The path to ubiquitous AI (17k tokens/sec)
Demo experience & perceived speed
- Many tried the ChatJimmy demo and were shocked: multi-paragraph answers appear essentially instantly (15–17k tok/s), feeling like a page load rather than streaming “typing.”
- The UX feels qualitatively different: some found it delightful, others found “wall of text all at once” disorienting and suggested artificial throttling to match reading or interaction pace.
- A few noted bugs or odd behavior (caching issues, broken attachment handling), but accepted it as a tech demo.
Hardware approach & architecture
- The chip is an inference ASIC with the model’s weights hardwired in ROM and a limited KV cache in SRAM, on a large
6nm die (880 mm², ~53B transistors, ~200W). - Clarification in the thread: the current Llama‑3.1‑8B Q3, ~1k context demo likely fits on a single chip; earlier claims of needing 10 chips for one model were later walked back.
- Future roadmap: larger “thinking” models, FP4 generation, and multi‑card setups for frontier‑class models; claimed ~2‑month turnaround from model to silicon.
- Comparisons to GPUs and TPUs suggest similar Pareto efficiency overall but access to an extreme low‑latency corner that general‑purpose chips can’t reach.
Model quality, limitations, and what small models are for
- People repeatedly stress the demo uses an old, 8B, heavily quantized Llama, so hallucinations and wrong answers (sports trivia, Monty Python lines, counting letters, basic sentiment) are expected.
- Debate centers on misunderstanding LLM roles: small models are weak as encyclopedias but strong at:
- Converting unstructured → structured data
- Classification, tagging, routing, scoring
- Simple transformations (markdown, translations, schema filling)
- There’s a side argument over whether LLMs “just regurgitate text” vs genuinely solve novel problems; no consensus.

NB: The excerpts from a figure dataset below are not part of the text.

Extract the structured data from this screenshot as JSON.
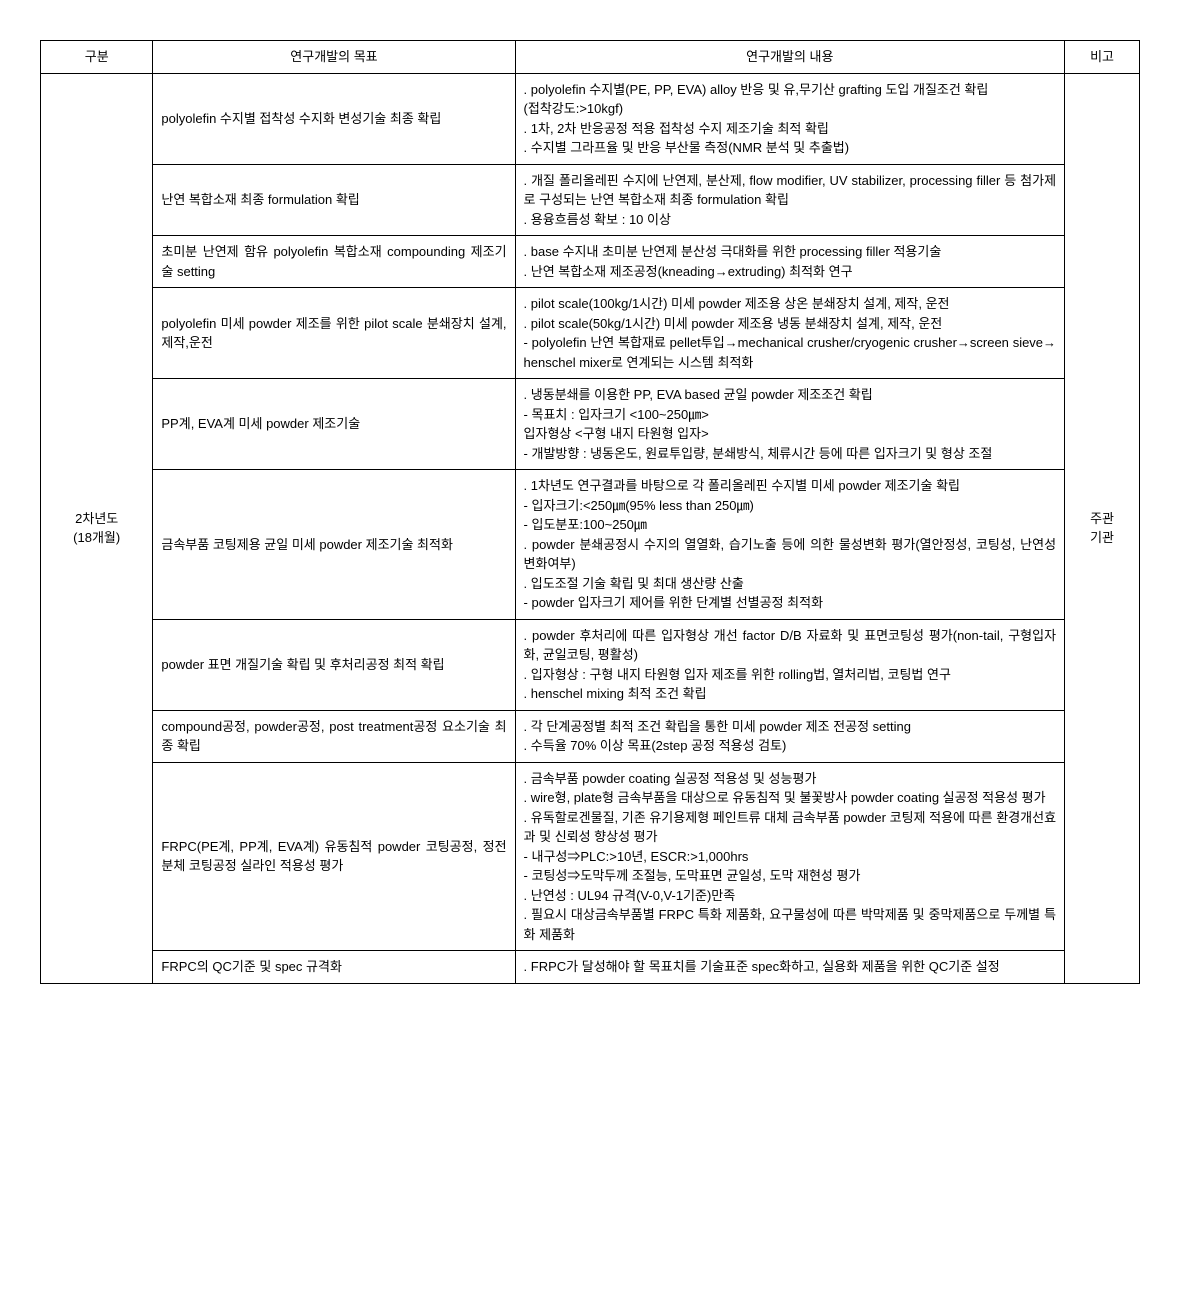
{
  "headers": {
    "division": "구분",
    "goal": "연구개발의 목표",
    "content": "연구개발의 내용",
    "note": "비고"
  },
  "divisionLabel": "2차년도\n(18개월)",
  "noteLabel": "주관\n기관",
  "rows": [
    {
      "goal": "polyolefin 수지별 접착성 수지화 변성기술 최종 확립",
      "content": ". polyolefin 수지별(PE, PP, EVA) alloy 반응 및 유,무기산 grafting 도입 개질조건 확립\n (접착강도:>10kgf)\n. 1차, 2차 반응공정 적용 접착성 수지 제조기술 최적 확립\n. 수지별 그라프율 및 반응 부산물 측정(NMR 분석 및 추출법)"
    },
    {
      "goal": "난연 복합소재 최종 formulation 확립",
      "content": ". 개질 폴리올레핀 수지에 난연제, 분산제, flow modifier, UV stabilizer, processing filler 등 첨가제로 구성되는 난연 복합소재 최종 formulation 확립\n. 용융흐름성 확보 : 10 이상"
    },
    {
      "goal": "초미분 난연제 함유 polyolefin 복합소재 compounding 제조기술 setting",
      "content": ". base 수지내 초미분 난연제 분산성 극대화를 위한 processing filler 적용기술\n. 난연 복합소재 제조공정(kneading→extruding) 최적화 연구"
    },
    {
      "goal": "polyolefin 미세 powder 제조를 위한 pilot scale 분쇄장치 설계,제작,운전",
      "content": ". pilot scale(100kg/1시간) 미세 powder 제조용 상온 분쇄장치 설계, 제작, 운전\n. pilot scale(50kg/1시간) 미세 powder 제조용 냉동 분쇄장치 설계, 제작, 운전\n - polyolefin 난연 복합재료 pellet투입→mechanical crusher/cryogenic crusher→screen sieve→henschel mixer로 연계되는 시스템 최적화"
    },
    {
      "goal": "PP계, EVA계 미세 powder 제조기술",
      "content": ". 냉동분쇄를 이용한 PP, EVA based 균일 powder 제조조건 확립\n - 목표치 : 입자크기 <100~250㎛>\n            입자형상 <구형 내지 타원형 입자>\n - 개발방향 : 냉동온도, 원료투입량, 분쇄방식, 체류시간 등에 따른 입자크기 및 형상 조절"
    },
    {
      "goal": "금속부품 코팅제용 균일 미세 powder 제조기술 최적화",
      "content": ". 1차년도 연구결과를 바탕으로 각 폴리올레핀 수지별 미세 powder 제조기술 확립\n - 입자크기:<250㎛(95% less than 250㎛)\n - 입도분포:100~250㎛\n. powder 분쇄공정시 수지의 열열화, 습기노출 등에 의한 물성변화 평가(열안정성, 코팅성, 난연성 변화여부)\n. 입도조절 기술 확립 및 최대 생산량 산출\n - powder 입자크기 제어를 위한 단계별 선별공정 최적화"
    },
    {
      "goal": "powder 표면 개질기술 확립 및 후처리공정 최적 확립",
      "content": ". powder 후처리에 따른 입자형상 개선 factor D/B 자료화 및 표면코팅성 평가(non-tail, 구형입자화, 균일코팅, 평활성)\n. 입자형상 : 구형 내지 타원형 입자 제조를 위한 rolling법, 열처리법, 코팅법 연구\n. henschel mixing 최적 조건 확립"
    },
    {
      "goal": "compound공정, powder공정, post treatment공정 요소기술 최종 확립",
      "content": ". 각 단계공정별 최적 조건 확립을 통한 미세 powder 제조 전공정 setting\n. 수득율 70% 이상 목표(2step 공정 적용성 검토)"
    },
    {
      "goal": "FRPC(PE계, PP계, EVA계) 유동침적 powder 코팅공정, 정전분체 코팅공정 실라인 적용성 평가",
      "content": ". 금속부품 powder coating 실공정 적용성 및 성능평가\n. wire형, plate형 금속부품을 대상으로 유동침적 및 불꽃방사 powder coating 실공정 적용성 평가\n. 유독할로겐물질, 기존 유기용제형 페인트류 대체 금속부품 powder 코팅제 적용에 따른 환경개선효과 및 신뢰성 향상성 평가\n - 내구성⇒PLC:>10년, ESCR:>1,000hrs\n - 코팅성⇒도막두께 조절능, 도막표면 균일성, 도막 재현성 평가\n. 난연성 : UL94 규격(V-0,V-1기준)만족\n. 필요시 대상금속부품별 FRPC 특화 제품화, 요구물성에 따른 박막제품 및 중막제품으로 두께별 특화 제품화"
    },
    {
      "goal": "FRPC의 QC기준 및 spec 규격화",
      "content": ". FRPC가 달성해야 할 목표치를 기술표준 spec화하고, 실용화 제품을 위한 QC기준 설정"
    }
  ]
}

Proposed use cases for ultra-fast small models
- High‑throughput NLP:
- PII detection and log scanning
- Large‑scale summarization, Wikidata/Wikipedia enrichment
- Mass data extraction, email/attachment parsing, column‑wise database tagging
- Orchestration and agents:
- Routing in agent pipelines and API gateways
- Speculative decoding in front of frontier models
- Swarms of cheap “minion” models exploring many solution paths in parallel
- Real‑time / embedded:
- Voice assistants and turn detection with sub‑second response
- Robotics, drones, industrial automation, on‑device UX, “smart” appliances, possibly games/NPCs.
- Many note that for these, “good enough + insanely fast + cheap” often beats “frontier but slow/expensive.”
Scaling, obsolescence, and economics
- Skeptics question:
- Whether this approach scales to 80B–800B models given SRAM limits, context constraints, and power.
- The value of etching a model that may be outdated in 6–12 months, raising e‑waste and depreciation concerns.
- Supporters reply:
- Models are approaching “good enough” for many workloads; once plateaued, fixed‑model silicon becomes attractive.
- Chips can remain useful for years as narrow specialists, especially with RAG, tool use, and LoRA‑style fine‑tuning.
- Broader implications:
- Possible shift from per‑token SaaS to “AI as appliance” (cards, cartridges, on‑prem).
- Could nibble at 5–10% of inference workloads (low‑latency, small‑context tasks) while GPUs remain dominant for training.
- Raises questions about evaluation (static benchmarks vs massive adversarial/agentic testing) and the need for safety “circuit breakers” when tokens become extremely cheap and fast.